Chapter 13 - Kau Akan Tahu

Kriet!

Lubang palka itu telah terbuka. Seharusnya, dari cara ayah menyembunyikan tempat itu, di dalamnya ada sesuatu yang penting.

Namun, saat kulihat ke dalamnya. Yang kudapatkan hanyalah sebuah tanda tanya besar.

"Hah?"

"Kau melihatnya kan, Christopher?" Ayah bertanya.

"Sebentar, maksudmu..."

"Iya, ini." Telunjuknya mengarah ke sesuatu yang kulihat.

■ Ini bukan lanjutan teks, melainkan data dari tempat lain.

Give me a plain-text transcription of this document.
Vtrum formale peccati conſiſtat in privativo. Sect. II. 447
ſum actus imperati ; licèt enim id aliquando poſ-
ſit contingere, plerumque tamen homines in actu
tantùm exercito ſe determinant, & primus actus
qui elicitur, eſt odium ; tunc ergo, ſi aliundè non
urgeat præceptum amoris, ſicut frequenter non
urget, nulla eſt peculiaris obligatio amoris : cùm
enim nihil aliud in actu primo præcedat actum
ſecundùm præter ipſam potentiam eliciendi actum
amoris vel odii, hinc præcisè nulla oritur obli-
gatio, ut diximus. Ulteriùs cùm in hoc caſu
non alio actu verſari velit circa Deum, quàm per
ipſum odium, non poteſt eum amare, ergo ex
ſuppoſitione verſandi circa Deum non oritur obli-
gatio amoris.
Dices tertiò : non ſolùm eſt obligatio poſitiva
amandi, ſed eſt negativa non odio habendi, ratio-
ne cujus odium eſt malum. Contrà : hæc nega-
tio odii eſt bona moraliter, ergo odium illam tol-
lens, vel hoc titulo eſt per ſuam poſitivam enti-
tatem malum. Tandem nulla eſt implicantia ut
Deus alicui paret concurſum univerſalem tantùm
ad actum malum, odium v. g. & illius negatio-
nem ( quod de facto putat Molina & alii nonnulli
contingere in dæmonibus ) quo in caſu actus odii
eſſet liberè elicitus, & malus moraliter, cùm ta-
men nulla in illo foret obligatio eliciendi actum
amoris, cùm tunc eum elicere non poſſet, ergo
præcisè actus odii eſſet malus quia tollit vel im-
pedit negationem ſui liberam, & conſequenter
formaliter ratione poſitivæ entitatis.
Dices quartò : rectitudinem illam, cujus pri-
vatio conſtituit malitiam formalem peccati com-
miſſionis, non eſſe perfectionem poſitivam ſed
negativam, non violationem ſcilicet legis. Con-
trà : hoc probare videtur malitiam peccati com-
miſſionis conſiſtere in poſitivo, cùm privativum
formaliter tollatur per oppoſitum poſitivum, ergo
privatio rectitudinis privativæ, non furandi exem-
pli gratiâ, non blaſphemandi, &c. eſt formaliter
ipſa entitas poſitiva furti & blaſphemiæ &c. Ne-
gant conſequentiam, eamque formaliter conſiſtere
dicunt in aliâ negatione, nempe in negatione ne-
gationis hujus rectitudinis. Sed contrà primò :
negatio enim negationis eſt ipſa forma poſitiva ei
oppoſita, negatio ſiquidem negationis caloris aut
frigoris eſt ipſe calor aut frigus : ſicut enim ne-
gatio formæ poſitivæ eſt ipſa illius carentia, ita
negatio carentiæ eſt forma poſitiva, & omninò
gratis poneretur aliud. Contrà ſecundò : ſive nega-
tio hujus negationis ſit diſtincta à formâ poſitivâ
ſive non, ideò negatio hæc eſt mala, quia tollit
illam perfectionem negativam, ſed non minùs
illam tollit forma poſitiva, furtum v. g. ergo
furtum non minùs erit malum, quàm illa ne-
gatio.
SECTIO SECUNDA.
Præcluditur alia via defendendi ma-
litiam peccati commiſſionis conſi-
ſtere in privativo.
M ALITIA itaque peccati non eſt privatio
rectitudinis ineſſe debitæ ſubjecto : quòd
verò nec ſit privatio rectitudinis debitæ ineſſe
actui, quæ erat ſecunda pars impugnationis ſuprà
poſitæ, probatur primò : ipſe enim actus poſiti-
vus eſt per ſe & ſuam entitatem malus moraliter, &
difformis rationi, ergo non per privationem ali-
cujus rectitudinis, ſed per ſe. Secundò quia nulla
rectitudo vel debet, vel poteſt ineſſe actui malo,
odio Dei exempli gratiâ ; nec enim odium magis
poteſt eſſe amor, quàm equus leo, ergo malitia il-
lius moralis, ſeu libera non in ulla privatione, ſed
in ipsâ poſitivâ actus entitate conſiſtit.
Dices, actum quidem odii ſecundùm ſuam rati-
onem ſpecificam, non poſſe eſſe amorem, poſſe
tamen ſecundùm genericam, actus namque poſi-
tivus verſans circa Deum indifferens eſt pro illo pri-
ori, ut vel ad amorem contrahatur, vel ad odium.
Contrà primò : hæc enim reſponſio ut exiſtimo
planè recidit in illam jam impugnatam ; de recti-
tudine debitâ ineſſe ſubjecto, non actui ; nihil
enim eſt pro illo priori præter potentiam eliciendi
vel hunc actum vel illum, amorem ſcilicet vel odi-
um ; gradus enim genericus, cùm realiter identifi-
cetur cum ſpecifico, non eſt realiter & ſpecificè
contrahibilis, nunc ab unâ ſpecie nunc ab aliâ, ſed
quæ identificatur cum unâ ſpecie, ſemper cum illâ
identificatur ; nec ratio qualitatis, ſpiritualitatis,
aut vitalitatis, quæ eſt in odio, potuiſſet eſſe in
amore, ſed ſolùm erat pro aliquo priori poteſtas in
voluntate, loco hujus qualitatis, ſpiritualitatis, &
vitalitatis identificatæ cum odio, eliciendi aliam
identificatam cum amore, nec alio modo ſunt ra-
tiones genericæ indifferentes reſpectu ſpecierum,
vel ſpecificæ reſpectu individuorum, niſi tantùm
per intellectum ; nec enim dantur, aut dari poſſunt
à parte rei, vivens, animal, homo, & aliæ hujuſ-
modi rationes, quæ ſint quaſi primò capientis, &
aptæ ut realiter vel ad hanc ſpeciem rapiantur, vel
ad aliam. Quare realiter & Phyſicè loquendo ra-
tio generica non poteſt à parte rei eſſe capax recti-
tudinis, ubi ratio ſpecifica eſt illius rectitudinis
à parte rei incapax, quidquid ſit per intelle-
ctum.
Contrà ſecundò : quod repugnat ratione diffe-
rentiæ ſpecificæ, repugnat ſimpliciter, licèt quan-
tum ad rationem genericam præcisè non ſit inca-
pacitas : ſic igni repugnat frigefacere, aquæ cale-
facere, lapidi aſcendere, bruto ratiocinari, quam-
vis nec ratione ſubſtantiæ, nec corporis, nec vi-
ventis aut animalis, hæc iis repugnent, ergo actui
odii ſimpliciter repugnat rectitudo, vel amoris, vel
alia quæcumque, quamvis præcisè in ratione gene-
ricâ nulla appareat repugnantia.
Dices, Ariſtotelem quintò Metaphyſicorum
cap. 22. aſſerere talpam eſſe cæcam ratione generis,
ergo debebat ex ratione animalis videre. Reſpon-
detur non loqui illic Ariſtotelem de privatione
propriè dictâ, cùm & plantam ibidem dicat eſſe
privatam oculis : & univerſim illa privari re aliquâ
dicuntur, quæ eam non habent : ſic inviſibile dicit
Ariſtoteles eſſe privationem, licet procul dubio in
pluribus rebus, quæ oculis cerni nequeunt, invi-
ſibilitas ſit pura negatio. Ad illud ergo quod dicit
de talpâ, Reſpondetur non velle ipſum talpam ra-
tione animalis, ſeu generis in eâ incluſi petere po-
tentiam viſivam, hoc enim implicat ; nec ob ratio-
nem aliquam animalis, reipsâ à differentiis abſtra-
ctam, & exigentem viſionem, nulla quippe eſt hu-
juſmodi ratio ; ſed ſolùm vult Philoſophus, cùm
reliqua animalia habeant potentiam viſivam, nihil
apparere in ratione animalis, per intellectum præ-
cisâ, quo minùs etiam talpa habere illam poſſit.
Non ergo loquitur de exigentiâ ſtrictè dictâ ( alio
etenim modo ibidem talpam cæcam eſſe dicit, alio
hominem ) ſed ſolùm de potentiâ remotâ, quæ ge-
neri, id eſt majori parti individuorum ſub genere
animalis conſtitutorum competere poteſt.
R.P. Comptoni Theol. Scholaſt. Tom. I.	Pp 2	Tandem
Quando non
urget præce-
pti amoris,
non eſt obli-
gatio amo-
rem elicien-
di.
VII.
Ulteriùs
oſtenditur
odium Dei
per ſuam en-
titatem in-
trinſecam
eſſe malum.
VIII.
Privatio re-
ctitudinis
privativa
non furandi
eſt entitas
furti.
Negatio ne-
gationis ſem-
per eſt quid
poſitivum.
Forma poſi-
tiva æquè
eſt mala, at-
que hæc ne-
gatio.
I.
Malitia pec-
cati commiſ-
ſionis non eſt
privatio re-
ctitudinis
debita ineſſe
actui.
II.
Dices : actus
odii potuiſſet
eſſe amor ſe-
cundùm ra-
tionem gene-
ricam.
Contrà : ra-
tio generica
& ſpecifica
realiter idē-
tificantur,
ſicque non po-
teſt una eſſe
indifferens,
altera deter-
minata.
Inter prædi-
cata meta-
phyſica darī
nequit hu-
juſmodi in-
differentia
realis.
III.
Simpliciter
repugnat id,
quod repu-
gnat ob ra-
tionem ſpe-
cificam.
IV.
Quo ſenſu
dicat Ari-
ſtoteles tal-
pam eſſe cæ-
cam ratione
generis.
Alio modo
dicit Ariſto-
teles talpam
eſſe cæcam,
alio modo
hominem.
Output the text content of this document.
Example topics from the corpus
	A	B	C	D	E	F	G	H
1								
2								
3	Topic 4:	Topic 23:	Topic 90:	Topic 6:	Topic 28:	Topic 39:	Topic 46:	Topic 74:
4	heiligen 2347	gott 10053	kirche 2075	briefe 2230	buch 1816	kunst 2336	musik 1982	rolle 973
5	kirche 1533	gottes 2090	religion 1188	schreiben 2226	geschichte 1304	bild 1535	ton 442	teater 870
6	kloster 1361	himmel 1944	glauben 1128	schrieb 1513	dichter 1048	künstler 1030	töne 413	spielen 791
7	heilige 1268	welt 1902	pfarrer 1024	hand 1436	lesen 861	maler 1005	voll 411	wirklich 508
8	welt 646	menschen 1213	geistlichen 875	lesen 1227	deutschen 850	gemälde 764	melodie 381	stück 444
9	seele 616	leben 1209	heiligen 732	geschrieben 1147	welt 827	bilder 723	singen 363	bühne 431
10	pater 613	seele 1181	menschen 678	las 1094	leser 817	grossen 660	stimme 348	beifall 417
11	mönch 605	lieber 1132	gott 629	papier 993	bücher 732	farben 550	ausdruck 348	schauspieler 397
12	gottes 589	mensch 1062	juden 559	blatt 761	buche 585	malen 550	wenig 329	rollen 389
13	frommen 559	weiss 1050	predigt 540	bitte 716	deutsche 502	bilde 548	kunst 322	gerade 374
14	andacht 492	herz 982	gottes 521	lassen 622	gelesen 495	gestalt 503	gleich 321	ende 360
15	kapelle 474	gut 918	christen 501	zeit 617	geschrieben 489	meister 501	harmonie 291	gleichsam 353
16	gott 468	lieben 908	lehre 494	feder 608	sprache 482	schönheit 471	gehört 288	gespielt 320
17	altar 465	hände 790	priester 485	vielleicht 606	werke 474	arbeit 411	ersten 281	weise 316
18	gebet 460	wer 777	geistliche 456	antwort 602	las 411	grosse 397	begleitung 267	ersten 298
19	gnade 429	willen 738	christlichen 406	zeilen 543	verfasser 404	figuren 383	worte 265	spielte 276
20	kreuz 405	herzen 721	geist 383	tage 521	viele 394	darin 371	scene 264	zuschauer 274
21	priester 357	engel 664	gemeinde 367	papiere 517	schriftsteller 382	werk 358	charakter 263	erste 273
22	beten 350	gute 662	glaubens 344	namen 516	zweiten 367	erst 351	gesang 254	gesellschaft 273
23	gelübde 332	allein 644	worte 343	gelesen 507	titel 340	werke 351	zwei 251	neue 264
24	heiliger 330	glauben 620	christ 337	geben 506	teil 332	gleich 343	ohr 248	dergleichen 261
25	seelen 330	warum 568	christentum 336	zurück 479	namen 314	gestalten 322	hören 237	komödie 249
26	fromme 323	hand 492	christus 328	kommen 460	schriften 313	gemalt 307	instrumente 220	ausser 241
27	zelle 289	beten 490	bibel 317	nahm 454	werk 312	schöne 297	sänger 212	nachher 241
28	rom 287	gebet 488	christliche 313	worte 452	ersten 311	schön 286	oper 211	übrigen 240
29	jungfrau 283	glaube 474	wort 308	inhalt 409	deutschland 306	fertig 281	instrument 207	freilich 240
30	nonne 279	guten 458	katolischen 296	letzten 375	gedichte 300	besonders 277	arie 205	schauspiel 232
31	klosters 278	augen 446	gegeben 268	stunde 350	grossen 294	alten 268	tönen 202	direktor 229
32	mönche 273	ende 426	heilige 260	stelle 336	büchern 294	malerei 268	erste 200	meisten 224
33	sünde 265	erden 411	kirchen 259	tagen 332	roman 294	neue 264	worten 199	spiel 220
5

Jadi maksud ayah, ia menyembunyikan lubang palka ini dibalik jerami lantai milik Spirit, tak pernah memberitahu keluarga kami sedikitpun, dan juga berucap seolah sesuatu yang ia sembunyikan itu penting...

Hanya karena di balik lubang palka itu, adalah batu yang terukirkan lambang kerajaan Pensylon? Apa ia bercanda?

Aku bukan bermaksud merendahkan lambang kerajaan Pensylon, namun percayalah padaku. Mereka ada di mana-mana.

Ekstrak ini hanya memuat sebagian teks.